Malaysia Airlines has signed a code share agreement with Emirates airline in its efforts to turn around the loss-making company. The partnership, announced on 2 December, will allow customers of both the airlines to book the other's routes.
While customers of Malaysia Airlines will be allowed to book routes to Middle East, Africa, Europe and the Americas with Emirates, customers of the UAE airline will be allowed to book the former's routes within the Asia Pacific region.
This agreement will see Malaysia Airlines drop some loss-making European routes while doubling the number of destinations it offers worldwide. From the end of January 2016 it will stop flying to Amsterdam and Paris with its own planes, and will instead book customers onto flights operated by Emirates. The only destination in Europe where the Malaysian carrier will fly using its own planes will be London.

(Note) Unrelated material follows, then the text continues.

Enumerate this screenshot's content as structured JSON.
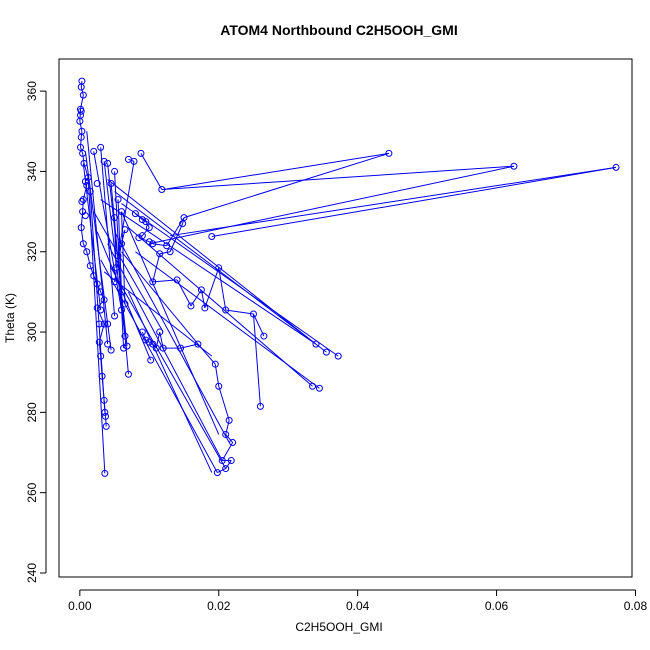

This deal adds to 20 odd code-sharing deals the carrier already has with other airlines and will give customers of Malaysia Airlines options to fly to 38 European destinations from the previous three. Sales under this agreement could start from 1 February.
Christoph Mueller, chief executive at Malaysia Airlines, who took up the lead role this year said, "Our new network structure is now pretty much complete. This partnership gives our customers access to a dramatically expanded range of travel options"
Mueller, who is overseeing a three-year restructuring plan to turn around the company, said that this deal was the cornerstone of his company's plan and that the next step would be to invest in the aircrafts by adding features such as Wi-Fi and lie-flat business class seats.
Malaysia Airlines has been performing poorly due to competition from low-cost airlines and strong peers in the long-haul routes. To add to its problems, it lost two Boeing 777 aircrafts under tragic circumstances.
Mueller however added that indicators such as sales per available seat miles improving were signs that his plan is working.